Por: Mateo León - 08/10/2026

El shot que promete encender cualquier reunión llega a México con una canela que, lejos de ser exótica, ya formaba parte de la memoria de sabor mexicana

Fireball llega a México presentándose como una ruptura: un shot de whisky con un golpe especiado de canela, empaquetado con la personalidad de un dragón y un discurso de marca que habla de romper la rutina, de lo espontáneo y de las noches que no salieron según el plan. Pero hay algo curioso en esa narrativa de disrupción: el sabor que la sostiene no le es ajeno a México en absoluto. La canela lleva generaciones instalada en la memoria de sabor del país.

Basta pensar en el café de olla que humea sobre la estufa, en el atole y el champurrado que acompañan las mañanas frías, en el ponche navideño con su rama de canela flotando entre la fruta, o en la capirotada que aparece cada Cuaresma. La canela también vive en los dulces: generaciones de mexicanos crecieron con el picor intenso de los chicles de canela que se venden en cualquier tienda de la esquina, ese sabor que quema un poco la lengua antes de volverse dulce. Fireball, en ese sentido, no introduce un sabor exótico al paladar mexicano: reactiva uno que ya estaba ahí, solo que ahora servido helado, como shot directo, dentro de una botella con estética de fiesta.

El perfil especiado también encuentra terreno fértil en una cultura que ya sabe convivir con lo picante. Fireball propone acompañarse de alitas, boneless, esquites, sliders, papas gajo, tacos de arrachera o pizza artesanal, es decir, de la misma mesa de sabores fuertes y contrastantes que domina cualquier reunión mexicana. 

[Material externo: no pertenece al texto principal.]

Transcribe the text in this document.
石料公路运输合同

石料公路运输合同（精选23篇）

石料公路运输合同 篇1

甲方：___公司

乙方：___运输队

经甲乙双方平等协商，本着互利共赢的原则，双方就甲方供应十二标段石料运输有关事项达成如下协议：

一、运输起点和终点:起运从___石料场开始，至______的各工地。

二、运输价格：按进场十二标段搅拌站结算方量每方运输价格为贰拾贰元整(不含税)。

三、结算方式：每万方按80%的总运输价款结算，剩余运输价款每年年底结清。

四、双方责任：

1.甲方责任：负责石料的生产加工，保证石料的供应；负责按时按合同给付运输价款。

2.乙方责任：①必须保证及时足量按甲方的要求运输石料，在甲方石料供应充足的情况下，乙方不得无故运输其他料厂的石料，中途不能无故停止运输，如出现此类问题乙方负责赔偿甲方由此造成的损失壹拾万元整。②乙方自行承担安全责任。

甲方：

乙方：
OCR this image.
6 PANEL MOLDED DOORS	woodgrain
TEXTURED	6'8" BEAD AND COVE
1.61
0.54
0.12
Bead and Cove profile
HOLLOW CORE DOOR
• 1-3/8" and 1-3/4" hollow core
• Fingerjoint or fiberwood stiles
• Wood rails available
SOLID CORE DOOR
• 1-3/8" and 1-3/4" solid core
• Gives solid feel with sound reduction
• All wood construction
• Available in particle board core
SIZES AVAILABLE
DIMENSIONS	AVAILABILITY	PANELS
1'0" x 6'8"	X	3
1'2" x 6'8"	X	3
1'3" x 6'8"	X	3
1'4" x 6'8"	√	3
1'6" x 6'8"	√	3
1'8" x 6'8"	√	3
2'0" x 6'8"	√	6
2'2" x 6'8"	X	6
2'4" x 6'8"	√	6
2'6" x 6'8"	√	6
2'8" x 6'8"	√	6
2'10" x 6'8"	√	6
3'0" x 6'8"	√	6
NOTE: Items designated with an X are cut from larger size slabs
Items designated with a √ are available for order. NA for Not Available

Lo interesante de la llegada de Fireball a México, entonces, no está tanto en su promesa de romper moldes, sino en cómo una marca extranjera decide apoyarse en un sabor profundamente local para construir su propia mitología de rebeldía. El dragón, el empaque, la actitud desafiante son nuevos; la canela, en cambio, ya estaba en la mesa mexicana mucho antes de que llegara cualquier shot con nombre en inglés.

Como con cualquier bebida con alcohol, la invitación es a disfrutarla con moderación: la mejor manera de que una noche memorable siga siéndolo al día siguiente.